The four N-terminal mutations affect two adjacent amino acids that have been identified to be in involved in MED13 ubiquitination and degradation, p. Thr326 and p. Pro327 (3D model). They are required for binding with SCF-Fbw7 ubiquitin ligase for degradation. Using previous models of another protein with a similar Fbw7 interaction motif as MED13 all four variants were predicted to alter the phosphorylation and Fbw7 interaction.

Truncating mutations often lead to nonsense-mediated decay and haploinsufficiency, leading to loss-of-function. Patterns of variation in MED13 in human population databases indicate that MED13 is relatively intolerant to loss-of-function variation. It can be predicted then that the five truncating MED13 mutations would lead to a loss-of-function of the MED13 protein.

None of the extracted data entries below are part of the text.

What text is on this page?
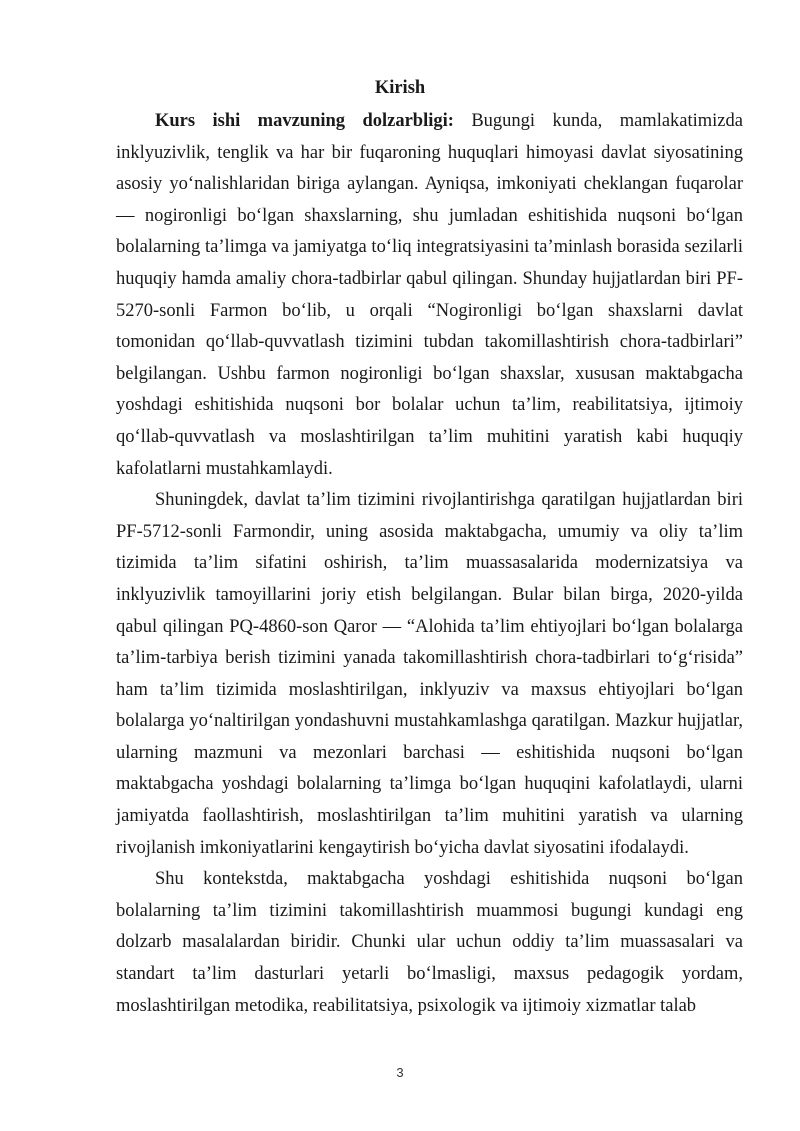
Kirish

Kurs ishi mavzuning dolzarbligi: Bugungi kunda, mamlakatimizda inklyuzivlik, tenglik va har bir fuqaroning huquqlari himoyasi davlat siyosatining asosiy yo‘nalishlaridan biriga aylangan. Ayniqsa, imkoniyati cheklangan fuqarolar — nogironligi bo‘lgan shaxslarning, shu jumladan eshitishida nuqsoni bo‘lgan bolalarning ta’limga va jamiyatga to‘liq integratsiyasini ta’minlash borasida sezilarli huquqiy hamda amaliy chora-tadbirlar qabul qilingan. Shunday hujjatlardan biri PF-5270-sonli Farmon bo‘lib, u orqali “Nogironligi bo‘lgan shaxslarni davlat tomonidan qo‘llab-quvvatlash tizimini tubdan takomillashtirish chora-tadbirlari” belgilangan. Ushbu farmon nogironligi bo‘lgan shaxslar, xususan maktabgacha yoshdagi eshitishida nuqsoni bor bolalar uchun ta’lim, reabilitatsiya, ijtimoiy qo‘llab-quvvatlash va moslashtirilgan ta’lim muhitini yaratish kabi huquqiy kafolatlarni mustahkamlaydi.

Shuningdek, davlat ta’lim tizimini rivojlantirishga qaratilgan hujjatlardan biri PF-5712-sonli Farmondir, uning asosida maktabgacha, umumiy va oliy ta’lim tizimida ta’lim sifatini oshirish, ta’lim muassasalarida modernizatsiya va inklyuzivlik tamoyillarini joriy etish belgilangan. Bular bilan birga, 2020-yilda qabul qilingan PQ-4860-son Qaror — “Alohida ta’lim ehtiyojlari bo‘lgan bolalarga ta’lim-tarbiya berish tizimini yanada takomillashtirish chora-tadbirlari to‘g‘risida” ham ta’lim tizimida moslashtirilgan, inklyuziv va maxsus ehtiyojlari bo‘lgan bolalarga yo‘naltirilgan yondashuvni mustahkamlashga qaratilgan. Mazkur hujjatlar, ularning mazmuni va mezonlari barchasi — eshitishida nuqsoni bo‘lgan maktabgacha yoshdagi bolalarning ta’limga bo‘lgan huquqini kafolatlaydi, ularni jamiyatda faollashtirish, moslashtirilgan ta’lim muhitini yaratish va ularning rivojlanish imkoniyatlarini kengaytirish bo‘yicha davlat siyosatini ifodalaydi.

Shu kontekstda, maktabgacha yoshdagi eshitishida nuqsoni bo‘lgan bolalarning ta’lim tizimini takomillashtirish muammosi bugungi kundagi eng dolzarb masalalardan biridir. Chunki ular uchun oddiy ta’lim muassasalari va standart ta’lim dasturlari yetarli bo‘lmasligi, maxsus pedagogik yordam, moslashtirilgan metodika, reabilitatsiya, psixologik va ijtimoiy xizmatlar talab

3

This study concluded that rare protein-altering variations in MED13 underlie a new neurodevelopmental disorder. This conclusion is supported by the results of the study including: a significant enrichment of de novo mutations in MED13 within ID/DD cohorts, the clustering and conservation levels of the positions affected by the observed missense variation, the computationally predicted deleteriousness of the observed mutations, and the overlap of phenotypic features among the cohort. Findings from other studies also indicate that MED13 could underlie a neurodevelopmental disorder including; evidence from other studies that identified MED13 variations in other families affected by neurodevelopmental disorders, the intolerance of MED13 to mutations, and the previously identified disease-associations of other Mediator subunits. The exact pathogenic mechanism of MED13 is yet to be identified. It has been found highly likely that mutational disruption of MED13 leads to disease. Because of this MED13 has been added to the list of Mediator-associated, specifically CDK8-kinase module associated, neurodevelopmental disorders.